A note on speed: your internal network speed running over your Cat 5e or Cat 6 cable is different than your Internet speed, which you get from your service provider. If your ISP is only delivering data to your office at 1.5Mbps, your 10,000Mbps data network isn’t going to make much difference in loading web pages. If you’re transferring files across your internal network, however, the faster speed of Cat 6 could make a big difference.

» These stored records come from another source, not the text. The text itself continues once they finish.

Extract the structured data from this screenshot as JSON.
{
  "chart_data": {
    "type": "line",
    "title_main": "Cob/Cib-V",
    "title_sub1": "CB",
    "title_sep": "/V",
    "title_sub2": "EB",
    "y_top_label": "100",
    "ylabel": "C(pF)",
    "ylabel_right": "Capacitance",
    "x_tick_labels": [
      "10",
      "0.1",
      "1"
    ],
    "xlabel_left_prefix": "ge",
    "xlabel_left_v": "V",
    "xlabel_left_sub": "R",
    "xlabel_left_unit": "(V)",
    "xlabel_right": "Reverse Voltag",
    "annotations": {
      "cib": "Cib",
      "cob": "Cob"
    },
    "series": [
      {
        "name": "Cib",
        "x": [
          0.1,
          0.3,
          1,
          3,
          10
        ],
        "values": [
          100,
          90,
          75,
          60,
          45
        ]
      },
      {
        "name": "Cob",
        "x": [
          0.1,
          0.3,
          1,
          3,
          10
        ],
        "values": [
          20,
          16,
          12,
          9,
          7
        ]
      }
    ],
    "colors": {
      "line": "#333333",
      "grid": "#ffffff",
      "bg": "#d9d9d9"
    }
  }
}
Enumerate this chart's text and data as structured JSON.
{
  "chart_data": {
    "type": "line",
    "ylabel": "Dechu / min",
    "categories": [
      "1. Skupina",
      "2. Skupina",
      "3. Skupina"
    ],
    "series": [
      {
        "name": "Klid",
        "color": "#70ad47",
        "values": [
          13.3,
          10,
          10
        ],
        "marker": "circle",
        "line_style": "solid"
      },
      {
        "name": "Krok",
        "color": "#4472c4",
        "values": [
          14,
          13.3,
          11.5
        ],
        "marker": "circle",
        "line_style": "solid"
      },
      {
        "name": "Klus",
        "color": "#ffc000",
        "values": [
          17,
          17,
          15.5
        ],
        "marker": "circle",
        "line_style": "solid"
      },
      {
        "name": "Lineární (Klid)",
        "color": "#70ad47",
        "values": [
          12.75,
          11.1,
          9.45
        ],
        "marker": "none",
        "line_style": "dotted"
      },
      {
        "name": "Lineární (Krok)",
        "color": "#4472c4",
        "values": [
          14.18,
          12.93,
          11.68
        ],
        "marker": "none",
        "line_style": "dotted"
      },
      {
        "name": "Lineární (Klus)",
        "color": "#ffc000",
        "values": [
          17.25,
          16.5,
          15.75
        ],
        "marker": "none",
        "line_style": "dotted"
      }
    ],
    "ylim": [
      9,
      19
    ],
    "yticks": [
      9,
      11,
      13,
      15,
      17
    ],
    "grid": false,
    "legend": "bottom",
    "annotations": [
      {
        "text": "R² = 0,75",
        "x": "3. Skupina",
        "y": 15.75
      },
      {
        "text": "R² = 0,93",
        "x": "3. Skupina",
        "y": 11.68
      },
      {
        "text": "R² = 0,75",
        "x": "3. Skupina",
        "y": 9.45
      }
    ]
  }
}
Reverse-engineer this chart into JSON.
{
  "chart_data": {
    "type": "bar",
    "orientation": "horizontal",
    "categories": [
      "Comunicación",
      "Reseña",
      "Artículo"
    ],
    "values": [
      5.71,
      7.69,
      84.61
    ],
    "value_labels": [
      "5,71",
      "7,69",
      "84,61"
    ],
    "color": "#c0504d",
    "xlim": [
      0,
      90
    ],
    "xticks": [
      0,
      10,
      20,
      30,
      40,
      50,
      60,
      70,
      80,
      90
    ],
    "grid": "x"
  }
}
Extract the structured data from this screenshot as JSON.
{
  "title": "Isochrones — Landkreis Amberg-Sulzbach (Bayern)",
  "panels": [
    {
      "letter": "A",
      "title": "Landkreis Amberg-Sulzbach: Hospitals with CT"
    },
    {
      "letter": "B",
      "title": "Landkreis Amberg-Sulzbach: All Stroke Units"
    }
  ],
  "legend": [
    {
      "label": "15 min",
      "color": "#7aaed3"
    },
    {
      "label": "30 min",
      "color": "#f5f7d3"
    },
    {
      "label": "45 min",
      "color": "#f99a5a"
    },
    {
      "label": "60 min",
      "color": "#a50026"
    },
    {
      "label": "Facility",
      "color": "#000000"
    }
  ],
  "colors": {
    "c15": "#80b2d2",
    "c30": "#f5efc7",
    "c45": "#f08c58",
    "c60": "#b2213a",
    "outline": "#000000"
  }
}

The other factor to consider is plenum or non-plenum. Both Cat 5e and Cat 6 cables come in plenum or non-plenum varieties. Plenum cables are designed to run in the plenum spaces of a building (i.e. those parts of a building that can facilitate air circulation for heating and air conditioning). Plenum cable is jacketed with a fire-retardant plastic and is typically mandated in hospitals, schools and buildings above three stories. Plenum cable is more expensive, so it’s best to check with your state and local building codes to determine if you need to spend the extra money.